|Winston-Salem State plays up to title aspirations|
|Published Thursday, February 7, 2013 8:11 am|
It’s not enough for Winston-Salem State basketball to be good.
|Winston-Salem State guard Justin Glover leads the Rams in scoring at 16 points per game. WSSU is ranked 16th in NCAA Division II, making the Rams the only CIAA program in the top 20.|
The Rams have to dominate, especially in the CIAA.
WSSU (16-4, 3-2 CIAA South) have the league’s best record and is the only CIAA school ranked in the top 20 in Division II (No. 16 as of last week). Accomplishments are expected, like the CIAA tournament championship last year in the Rams’ second season back in the league.
“We’re Winston-Salem State, so to be playing in front is what’s expected,” Rams coach Bobby Collins said. “It’s expected from our administration, it’s expected from myself but we understand all the rankings and all the winning records are good but we still know it’s all about those three games in March and making it to the national championship.”
WSSU has the ingredients to compete for postseason titles. The Rams have eight seniors on the 17-player roster and they’re familiar with Collins’ system and attention to detail.
“We’ve got a lot of returners, so we know what coach expects, how the game should be played, how fast it should be, how slow it should be,” said Justin Glover, the Rams’ top scorer at 16 points a game. “We just make adjustments every time and we’re in sync. We just get it together.”
“They just have a very strong command of what they’re trying to do,” Johnson C. Smith coach Steve Joyner said. “They don’t get rattled, they understand situations with the game – time score, the whole nine yards. I was very impressed with that.”
The Rams have been together long enough to become the CIAA’s standard-bearer three years after abandoning a transition to Division I. Two seasons ago, WSSU won the CIAA South but fell flat in the tournament. Last year the Rams won it all and an automatic berth in the Division II tournament. With depth, talent and experience, they’re looking to do more as Collins juggles minutes.
“It makes me look smart when they play up to my expectations, but it’s not easy,” he said. “…It’s more difficult coaching talent than it is guys without talent because everybody wants to play, so management is the biggest part of this team. As long as we have the right guys on the floor at the right time, keeping the guys on the bench somewhat happy…you have to play the best way you can and I have to do the best I can managing.”

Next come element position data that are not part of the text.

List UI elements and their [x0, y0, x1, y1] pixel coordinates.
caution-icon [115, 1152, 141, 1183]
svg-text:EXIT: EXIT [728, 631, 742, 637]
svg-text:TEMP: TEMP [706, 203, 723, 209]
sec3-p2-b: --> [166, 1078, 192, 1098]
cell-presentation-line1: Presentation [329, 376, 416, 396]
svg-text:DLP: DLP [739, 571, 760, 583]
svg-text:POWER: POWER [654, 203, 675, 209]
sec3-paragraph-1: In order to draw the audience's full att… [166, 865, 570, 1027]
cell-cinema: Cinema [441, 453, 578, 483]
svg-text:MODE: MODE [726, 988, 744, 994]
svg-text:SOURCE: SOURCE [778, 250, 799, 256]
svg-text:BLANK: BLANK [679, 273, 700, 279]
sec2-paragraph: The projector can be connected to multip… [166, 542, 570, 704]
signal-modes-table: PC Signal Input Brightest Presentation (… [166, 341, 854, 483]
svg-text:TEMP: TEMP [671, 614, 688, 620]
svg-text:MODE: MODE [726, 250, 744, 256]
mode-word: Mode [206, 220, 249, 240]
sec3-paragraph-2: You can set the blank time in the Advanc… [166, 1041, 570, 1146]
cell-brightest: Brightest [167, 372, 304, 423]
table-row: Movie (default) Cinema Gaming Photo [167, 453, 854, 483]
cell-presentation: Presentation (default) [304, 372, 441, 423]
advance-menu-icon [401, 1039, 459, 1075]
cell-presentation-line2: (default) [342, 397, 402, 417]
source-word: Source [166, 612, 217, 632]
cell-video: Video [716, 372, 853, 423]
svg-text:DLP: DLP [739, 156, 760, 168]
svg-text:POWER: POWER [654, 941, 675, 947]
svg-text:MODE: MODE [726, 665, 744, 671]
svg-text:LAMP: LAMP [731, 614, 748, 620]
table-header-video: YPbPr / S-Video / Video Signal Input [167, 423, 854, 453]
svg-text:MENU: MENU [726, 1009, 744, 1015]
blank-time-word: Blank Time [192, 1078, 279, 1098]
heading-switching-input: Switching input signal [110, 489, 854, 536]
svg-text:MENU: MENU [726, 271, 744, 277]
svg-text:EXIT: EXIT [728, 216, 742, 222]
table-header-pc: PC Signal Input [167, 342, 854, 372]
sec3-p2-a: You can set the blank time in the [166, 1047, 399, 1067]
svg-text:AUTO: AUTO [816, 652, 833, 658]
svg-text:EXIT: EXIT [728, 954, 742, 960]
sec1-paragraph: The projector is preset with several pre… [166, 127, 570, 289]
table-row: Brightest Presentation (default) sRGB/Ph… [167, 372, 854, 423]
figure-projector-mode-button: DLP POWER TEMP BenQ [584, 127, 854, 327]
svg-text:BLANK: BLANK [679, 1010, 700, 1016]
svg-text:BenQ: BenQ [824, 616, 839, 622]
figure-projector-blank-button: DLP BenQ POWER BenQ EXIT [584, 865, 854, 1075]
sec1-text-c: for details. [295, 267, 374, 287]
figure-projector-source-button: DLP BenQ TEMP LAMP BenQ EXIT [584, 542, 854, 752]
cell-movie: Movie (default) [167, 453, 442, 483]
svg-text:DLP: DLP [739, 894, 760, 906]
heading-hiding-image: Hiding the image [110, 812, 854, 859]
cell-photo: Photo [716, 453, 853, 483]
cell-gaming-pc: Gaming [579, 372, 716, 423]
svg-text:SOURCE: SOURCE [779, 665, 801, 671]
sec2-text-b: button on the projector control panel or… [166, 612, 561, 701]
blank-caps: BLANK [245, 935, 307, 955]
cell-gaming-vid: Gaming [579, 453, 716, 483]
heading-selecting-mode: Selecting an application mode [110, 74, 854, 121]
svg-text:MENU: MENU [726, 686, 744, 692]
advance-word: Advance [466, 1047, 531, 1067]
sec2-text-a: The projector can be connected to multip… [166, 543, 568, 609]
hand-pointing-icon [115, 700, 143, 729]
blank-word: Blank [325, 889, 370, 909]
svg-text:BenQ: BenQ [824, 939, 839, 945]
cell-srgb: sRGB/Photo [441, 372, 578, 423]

That’s where on-court leadership has served the Rams. Younger players like sophomore forward WyKevin Bazemore and freshman Michel-Ofik Nzege can lean on the experience of seniors Kimani Hunt and Wakefield Ellison, an East Carolina transfer.

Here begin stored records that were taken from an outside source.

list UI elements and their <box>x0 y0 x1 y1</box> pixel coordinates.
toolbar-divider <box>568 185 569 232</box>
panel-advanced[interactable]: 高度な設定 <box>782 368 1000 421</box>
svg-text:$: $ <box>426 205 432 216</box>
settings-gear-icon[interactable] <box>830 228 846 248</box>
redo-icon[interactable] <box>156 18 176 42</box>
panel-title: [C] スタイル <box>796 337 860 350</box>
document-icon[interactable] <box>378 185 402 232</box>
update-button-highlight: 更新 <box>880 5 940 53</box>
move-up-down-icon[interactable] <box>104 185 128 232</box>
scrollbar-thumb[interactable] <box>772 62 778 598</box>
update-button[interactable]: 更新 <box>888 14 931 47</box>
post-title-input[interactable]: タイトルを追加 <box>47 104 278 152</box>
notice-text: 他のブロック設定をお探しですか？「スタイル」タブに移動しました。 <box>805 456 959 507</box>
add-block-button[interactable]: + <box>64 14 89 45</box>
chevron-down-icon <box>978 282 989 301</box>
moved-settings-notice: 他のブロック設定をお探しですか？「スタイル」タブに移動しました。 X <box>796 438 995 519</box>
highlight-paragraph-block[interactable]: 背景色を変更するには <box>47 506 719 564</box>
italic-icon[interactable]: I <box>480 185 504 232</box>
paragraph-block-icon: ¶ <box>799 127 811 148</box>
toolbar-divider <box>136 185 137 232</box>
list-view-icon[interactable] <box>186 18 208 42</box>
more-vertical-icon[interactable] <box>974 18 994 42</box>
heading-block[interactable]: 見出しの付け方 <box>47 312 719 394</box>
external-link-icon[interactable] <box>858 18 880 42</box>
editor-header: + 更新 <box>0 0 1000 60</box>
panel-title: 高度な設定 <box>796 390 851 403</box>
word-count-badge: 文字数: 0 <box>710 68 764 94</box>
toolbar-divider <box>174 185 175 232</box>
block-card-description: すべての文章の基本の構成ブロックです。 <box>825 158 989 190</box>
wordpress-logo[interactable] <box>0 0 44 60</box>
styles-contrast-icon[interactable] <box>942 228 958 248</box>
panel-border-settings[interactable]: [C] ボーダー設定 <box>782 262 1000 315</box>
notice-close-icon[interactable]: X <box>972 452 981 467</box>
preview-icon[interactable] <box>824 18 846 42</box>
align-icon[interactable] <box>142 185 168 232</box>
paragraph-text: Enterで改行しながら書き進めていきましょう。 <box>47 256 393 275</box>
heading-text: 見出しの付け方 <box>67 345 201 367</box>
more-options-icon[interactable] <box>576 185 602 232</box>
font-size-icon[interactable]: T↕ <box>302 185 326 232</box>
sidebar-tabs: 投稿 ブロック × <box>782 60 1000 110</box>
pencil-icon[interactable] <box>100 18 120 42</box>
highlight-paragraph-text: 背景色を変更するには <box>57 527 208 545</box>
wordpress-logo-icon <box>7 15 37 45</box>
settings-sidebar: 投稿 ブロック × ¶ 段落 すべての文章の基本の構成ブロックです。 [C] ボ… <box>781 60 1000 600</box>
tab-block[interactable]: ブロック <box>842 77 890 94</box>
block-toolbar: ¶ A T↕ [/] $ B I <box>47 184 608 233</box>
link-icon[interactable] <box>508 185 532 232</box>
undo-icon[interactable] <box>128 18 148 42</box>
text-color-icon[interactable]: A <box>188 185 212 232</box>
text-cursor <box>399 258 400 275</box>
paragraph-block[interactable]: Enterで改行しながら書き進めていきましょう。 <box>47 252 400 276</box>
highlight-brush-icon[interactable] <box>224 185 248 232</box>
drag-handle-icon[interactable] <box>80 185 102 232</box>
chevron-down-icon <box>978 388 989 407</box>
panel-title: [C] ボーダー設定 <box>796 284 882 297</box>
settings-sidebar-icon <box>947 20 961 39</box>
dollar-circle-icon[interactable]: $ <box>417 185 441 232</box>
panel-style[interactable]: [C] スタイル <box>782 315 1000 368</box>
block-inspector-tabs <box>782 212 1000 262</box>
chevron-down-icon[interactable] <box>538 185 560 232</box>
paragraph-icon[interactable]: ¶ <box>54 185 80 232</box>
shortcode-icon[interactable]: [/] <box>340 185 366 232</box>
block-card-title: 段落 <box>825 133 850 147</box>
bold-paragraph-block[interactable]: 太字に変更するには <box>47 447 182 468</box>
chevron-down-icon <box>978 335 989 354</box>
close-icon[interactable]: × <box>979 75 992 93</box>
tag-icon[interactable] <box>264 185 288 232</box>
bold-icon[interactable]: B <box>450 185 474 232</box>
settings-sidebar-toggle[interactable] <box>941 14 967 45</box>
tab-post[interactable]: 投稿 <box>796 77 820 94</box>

“All the returners try to be good leaders on the court,” said Glover, a senior guard. “The new guys, they listen to us with everything we’ve got to say and it works out.”

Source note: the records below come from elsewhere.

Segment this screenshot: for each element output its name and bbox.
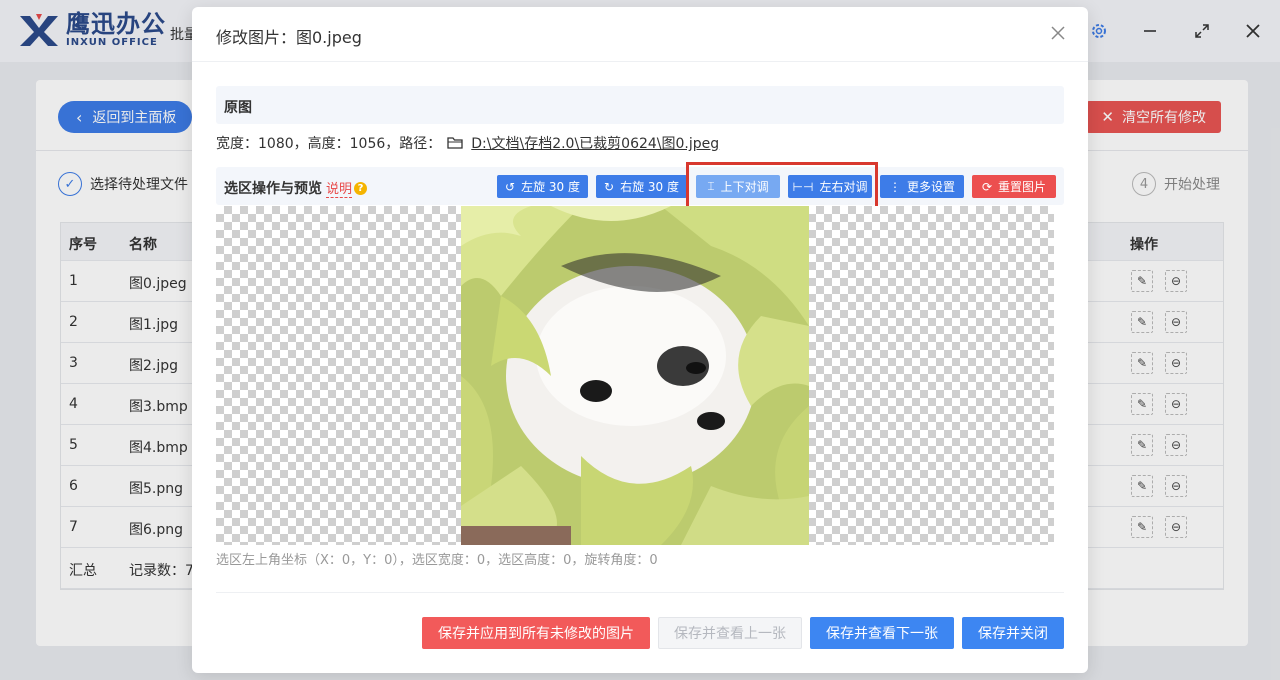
ops-label: 选区操作与预览 说明 ?	[224, 178, 368, 198]
rotate-right-icon: ↻	[604, 179, 615, 194]
rotate-left-label: 左旋 30 度	[521, 180, 580, 194]
refresh-icon: ⟳	[981, 179, 993, 194]
more-settings-button[interactable]: ⋮ 更多设置	[880, 175, 964, 198]
dialog-close-icon[interactable]	[1046, 21, 1070, 45]
explain-link[interactable]: 说明	[326, 178, 353, 198]
original-section-header: 原图	[216, 86, 1064, 124]
rotate-right-button[interactable]: ↻ 右旋 30 度	[596, 175, 687, 198]
image-preview-canvas[interactable]	[216, 206, 1054, 545]
footer-divider	[216, 592, 1064, 593]
save-apply-all-button[interactable]: 保存并应用到所有未修改的图片	[422, 617, 650, 649]
image-dimensions: 宽度：1080，高度：1056，路径：	[216, 136, 442, 152]
rotate-left-button[interactable]: ↺ 左旋 30 度	[497, 175, 588, 198]
more-settings-label: 更多设置	[906, 180, 955, 194]
edit-image-dialog: 修改图片：图0.jpeg 原图 宽度：1080，高度：1056，路径： D:\文…	[192, 7, 1088, 673]
reset-image-label: 重置图片	[998, 180, 1047, 194]
dialog-header: 修改图片：图0.jpeg	[192, 7, 1088, 62]
preview-image	[461, 206, 809, 545]
ops-label-text: 选区操作与预览	[224, 181, 322, 197]
save-and-close-button[interactable]: 保存并关闭	[962, 617, 1064, 649]
rotate-right-label: 右旋 30 度	[620, 180, 679, 194]
save-view-previous-button[interactable]: 保存并查看上一张	[658, 617, 802, 649]
rotate-left-icon: ↺	[505, 179, 516, 194]
selection-coords-text: 选区左上角坐标（X：0，Y：0），选区宽度：0，选区高度：0，旋转角度：0	[216, 553, 658, 568]
flip-buttons-highlight	[686, 162, 878, 210]
image-path-link[interactable]: D:\文档\存档2.0\已裁剪0624\图0.jpeg	[471, 133, 719, 153]
selection-ops-toolbar: 选区操作与预览 说明 ? ↺ 左旋 30 度 ↻ 右旋 30 度 ⌶ 上下对调 …	[216, 167, 1064, 205]
image-info: 宽度：1080，高度：1056，路径： D:\文档\存档2.0\已裁剪0624\…	[216, 133, 719, 153]
folder-icon	[447, 137, 463, 149]
question-icon[interactable]: ?	[354, 181, 368, 195]
more-vertical-icon: ⋮	[888, 179, 901, 194]
dialog-title: 修改图片：图0.jpeg	[216, 28, 362, 47]
save-view-next-button[interactable]: 保存并查看下一张	[810, 617, 954, 649]
reset-image-button[interactable]: ⟳ 重置图片	[972, 175, 1056, 198]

In order for it to work in 2013, the Rams will need to remain hungry and focused. The national attention has been beneficial, but Collins counsels his Rams that the league – especially the South – is competitive. Five teams in the division have plus-.500 records and WSSU has lost to upstarts St. Augustine’s and Livingstone while beating traditional powers JCSU and Shaw.
“We also remember getting knocked out in the first round of the CIAA, too,” Collins said. “So this team understands that this is good. We don’t even talk about being ranked nationally. We don’t talk about the winning streak we had. We know it’s one game at a time.”